Chinese to Japan: Be more like Germany (but not the Nazis)

A protester in Hong Kong holds up a sign with photos of current Japanese Prime Minister Shinzo Abe and World War II Prime Minister Hideki Tojo. Image copyright Getty Images
Image caption Chinese critics think Japan hasn't let go of its imperialist past

The war of words between Japan and China seems to have deteriorated into an international trolling match, what with the level of name-calling and Voldemort-referencing by diplomats on both sides.

The latest bit of over-the-top instigation by the Chinese media compares Japan unfavourably to postwar Germany. Such sentiments have been expressed recently by Chinese officials in print and public statements, but the Chinese papers seem eager to join the fray.

"[Japanese Prime Minster Shinzo] Abe wants to rewrite history to whitewash the atrocities Japan committed on the people in neighbouring countries, especially China, during World War Two, and accord pride of place to war criminals in the country's pantheon," writes Cai Hong in the state-run China Daily.

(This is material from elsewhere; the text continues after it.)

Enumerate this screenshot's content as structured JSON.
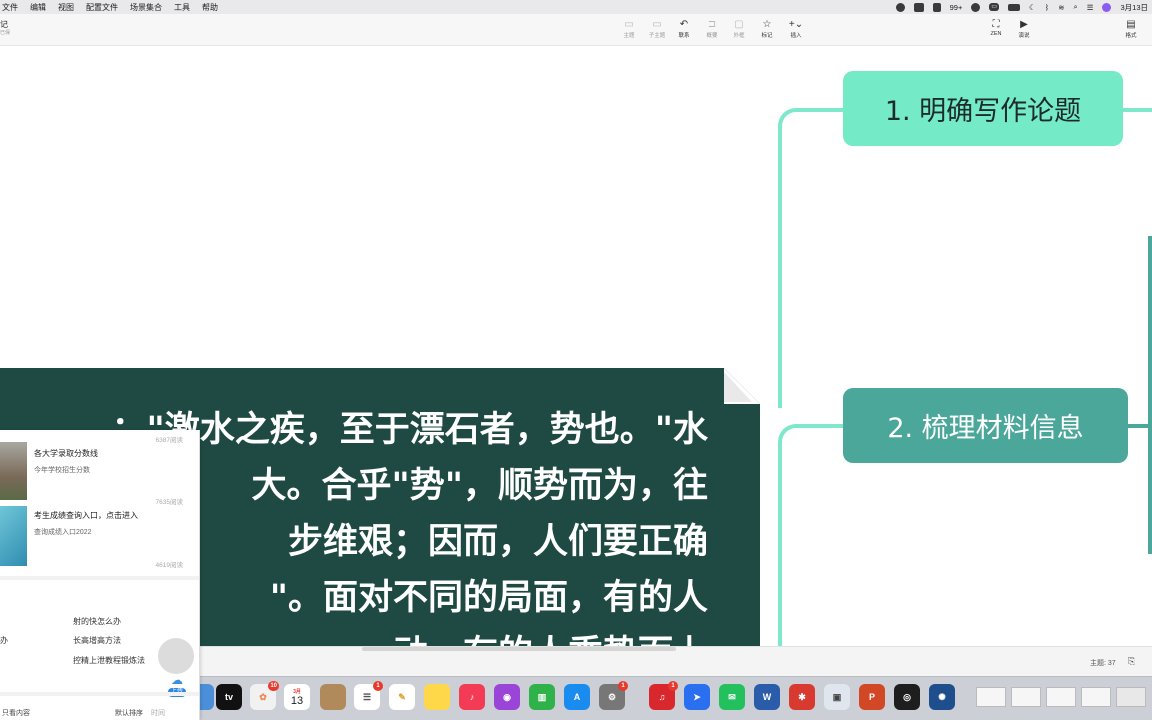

In contrast, Germany is still on the lookout for Nazi war criminals. In fact, on 8 January, an 88-year-old man in Dortmund was charged with the murder of 25 people, and for aiding and abetting the killings of several hundred residents of Oradour-sur-Glane village in central France in 1944. Germany was an ally of Japan during World War II, but the two countries couldn't be more different today.

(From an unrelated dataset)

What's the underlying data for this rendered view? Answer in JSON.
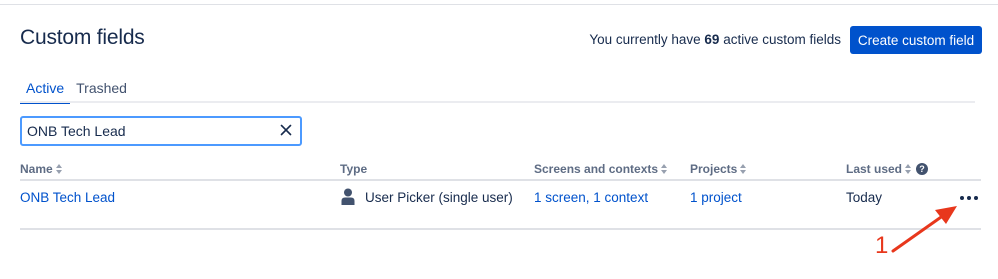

China needs to encourage Germany to step in and set Japan straight, according to Ou Wen in Huanqiu Shibao.

"As a third party whose standpoint is relatively detached from the conflict between China and Japan, Germany could teach Japan by example on historical issues," he writes. "China should make use of high-level mutual visits, government consultations and other mechanisms between China and Germany to proactively promote China's stance."

Of course, China also has come up when talk turns to Germany - although the comparison is with the pre-World War One rule of Kaiser Wilhelm II. This rankles the editors of Huanqiu Shibao (Global Times).

"World War One was triggered by a handful of colonial powers which lived in international anarchy and went crazy grabbing land," they write. "But now the world is protected by a set of systems that guarantee free trade and peaceful competition between world powers. China is also involved, observing the rules set by the West. It is committed to self-development by means of a win-win strategy."

Sadly, note the editors, Japan is the real pre-war Germany parallel that the West should be worried about:

Japan today under Abe is similar to pre-World War Two Germany - they are both dissatisfied with the postwar system and are eager to break it and become 'normal countries'; both have fanned nationalist sentiment within their countries to maintain support ratings; and both have strong industrial and technological foundations. Those in the Western media who have compared China to pre-World War One Germany - a growing power uneasy with the current world order - have unfounded fears. The West should cast most of its wariness about China onto Japan instead.

It's the "I know they are, but what am I?" defence, it seems.

So, to summarise: Japan should be more like Germany. But not pre-war Germany. They're already like that. And that's scary.

I wonder how Germans feel about all this.